Pada bagian ini penulis, memaparkan mengenai perkenalan sistem kurs beraneka sebagai alat pemajakan memiliki sejumlah dampak yang dapat ditebak. Dampak itu belum begitu kentara sebelum 1952, ketika boom Perang Korea memberikan bonus rejeki nomplok bagi semua orang yang terlibat dalam perdagangan karet---mengingat bahwa pada waktu itu perdagangan minyak dikendalikan ketat oleh Shell dan Stanvac melalui hubungan dengan pemerintah pusat. Tetapi sejak 1952, pertentangan menyangkut pembagian keuntungan menjadi semakin tak terhindarkan, dengan beberapa konsekuensi.
- Dampak
Pada bagian ini penulis memaparkan mengenai dampak-dampaknya, tahun 1950-an membawa pesan bahwa keadaannya tidak persis sama dengan Indonesia pasca-krisis 1997-1998. Pertama, dengan kebijakan nasionalisnya yang ditujukan kepada Belanda dan juga kelompok etnis Tionghoa, Indonesia merintangi pembangunan iklim bisnis yang dapat menarik dan memajukan para wirausahawan keturunan Tionghoa yang muda dan bersimpati pada Republik.
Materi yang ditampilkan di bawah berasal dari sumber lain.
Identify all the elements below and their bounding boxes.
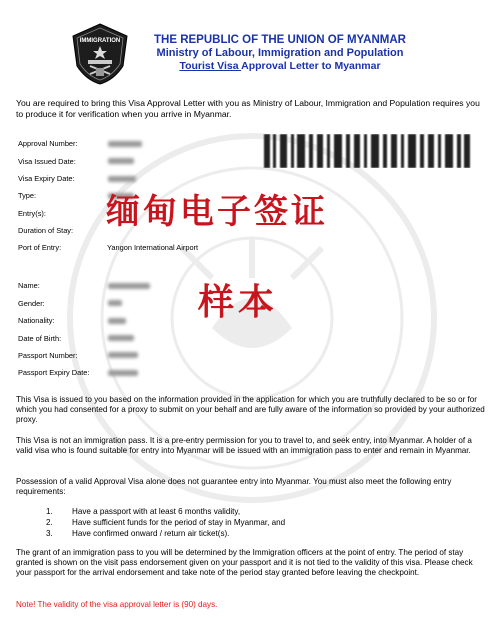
port-of-entry-value: Yangon International Airport	[107, 243, 199, 252]
duration-of-stay-label: Duration of Stay:	[18, 226, 74, 235]
port-of-entry-label: Port of Entry:	[18, 243, 62, 252]
immigration-emblem-icon	[70, 22, 130, 86]
requirement-number: 1.	[46, 507, 53, 516]
paragraph-immigration-pass: The grant of an immigration pass to you will be determined by the Immigration officers at the point of entry. The period of stay granted is shown on the visit pass endorsement given on your passport and it is not tied to the validity of this visa. Please check your passport for the arrival endorsement and take note of the period stay granted before leaving the checkpoint.	[16, 548, 473, 577]
redacted-date-of-birth	[108, 335, 134, 341]
name-label: Name:	[18, 281, 40, 290]
requirement-item	[46, 518, 285, 528]
redacted-expiry-date	[108, 176, 136, 182]
svg-text:IMMIGRATION: IMMIGRATION	[79, 38, 121, 44]
nationality-label: Nationality:	[18, 316, 55, 325]
validity-note: Note! The validity of the visa approval letter is (90) days.	[16, 600, 218, 609]
redacted-passport-expiry	[108, 370, 138, 376]
redacted-name	[108, 283, 150, 289]
approval-number-label: Approval Number:	[18, 139, 78, 148]
redacted-approval-number	[108, 141, 142, 147]
gender-label: Gender:	[18, 299, 45, 308]
sample-stamp: 样本	[198, 281, 279, 323]
requirement-text: Have a passport with at least 6 months validity,	[72, 507, 241, 516]
sample-stamp-title: 缅甸电子签证	[106, 192, 328, 232]
redacted-gender	[108, 300, 122, 306]
passport-number-label: Passport Number:	[18, 351, 78, 360]
entries-label: Entry(s):	[18, 209, 46, 218]
ministry-title: Ministry of Labour, Immigration and Population	[156, 47, 404, 59]
country-title: THE REPUBLIC OF THE UNION OF MYANMAR	[154, 34, 406, 46]
paragraph-not-immigration-pass: This Visa is not an immigration pass. It is a pre-entry permission for you to travel to, and seek entry, into Myanmar. A holder of a valid visa who is found suitable for entry into Myanmar will be issued with an immigration pass to enter and remain in Myanmar.	[16, 436, 472, 455]
letter-title	[140, 60, 420, 73]
visa-expiry-date-label: Visa Expiry Date:	[18, 174, 75, 183]
letter-title-underlined: Tourist Visa	[179, 60, 242, 72]
requirement-text: Have confirmed onward / return air ticket(s).	[72, 529, 230, 538]
letter-title-rest: Approval Letter to Myanmar	[241, 60, 381, 72]
requirement-text: Have sufficient funds for the period of stay in Myanmar, and	[72, 518, 286, 527]
type-label: Type:	[18, 191, 37, 200]
requirement-number: 3.	[46, 529, 53, 538]
barcode-icon	[262, 134, 472, 168]
passport-expiry-label: Passport Expiry Date:	[18, 368, 90, 377]
requirement-item	[46, 529, 229, 539]
requirement-item	[46, 507, 240, 517]
paragraph-entry-requirements: Possession of a valid Approval Visa alone does not guarantee entry into Myanmar. You must also meet the following entry requirements:	[16, 477, 452, 496]
redacted-passport-number	[108, 352, 138, 358]
redacted-issued-date	[108, 158, 134, 164]
redacted-nationality	[108, 318, 126, 324]
date-of-birth-label: Date of Birth:	[18, 334, 62, 343]
requirement-number: 2.	[46, 518, 53, 527]
paragraph-visa-basis: This Visa is issued to you based on the information provided in the application for which you are truthfully declared to be so or for which you had consented for a proxy to submit on your behalf and are fully aware of the information so provided by your authorized proxy.	[16, 395, 485, 424]
visa-issued-date-label: Visa Issued Date:	[18, 157, 76, 166]
intro-text: You are required to bring this Visa Approval Letter with you as Ministry of Labour, Immigration and Population requires you to produce it for verification when you arrive in Myanmar.	[16, 98, 480, 119]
Kedua, sistem kurs beraneka dan struktur perpajakan yang menyertainya sangat merugikan Indonesia. Ketiga, sistem ini menyebabkan suatu pemisahan ekonomis dan politik yang mendalam dan menentukan antara Jawa dan pulau-pulau di luar Jawa, khususnya Sumatera.
Simpulan
Pada bagian kesimpulan, penulis menawarkan tafsiran sejarah bahwa Indonesia mengawali tahun 1950-an dengan membentuk sebuah negara kesatuan Republik dengan ideologi nasionalis dan historiografinya. Kemudian kita Kita juga dapat mendekati tahun 1950-an dari sudut pandang yang sangat berbeda. Sudut pandang itu tidak melihat ekonomi Indonesia sebagai sebuah ekonomi yang sambungan bagiannya pada tahun 1950-an bersifat lemah dan bahkan artifisial.
Kekuatan Artikel
- Artikel ini menarik membahas dasawarsa (1950an) yang tidak hanya berakhir dengan gejolak, tetapi memang sebenarnya sudah berawal dengan gejolak. Dengan demikian, apa yang perlu dikaji bukan hanya lembaga-lembaga sementara sebuah bangsa yang sedang dalam proses mencari jati dirinya tetapi juga hakikat gejolak itu sendiri.
- Selanjutnya pada artikel ini mengemukakan bahwa distorsi ekonomi bukan hanya bagiannya keadaan waktu itu, tetapi merupakan faktor utama dalam konflik pusat-daerah, kendati konstelasi politik membawa hasil yang berbeda-beda di tingkat provinsi.
- Terakhir, penulis menawarkan tafsiran bahwa konflik regional adalah dampak yang nyaris tak dapat dielakkan dari sebuah kebijakan terhadap nilai tukar mata uang yang menyimpang dan redistributif.
Kelemahan Artikel
- Penulis tidak memaparkan terkait hasil penelitiannya, sehingga membuat pembaca ragu, sebab tulisan yang dikemukakan begitu substansial.
- Gaya penyampaian dan bahasa yang digunakan sulit pembaca pahami, mesti membaca berulang-ulang agar paham.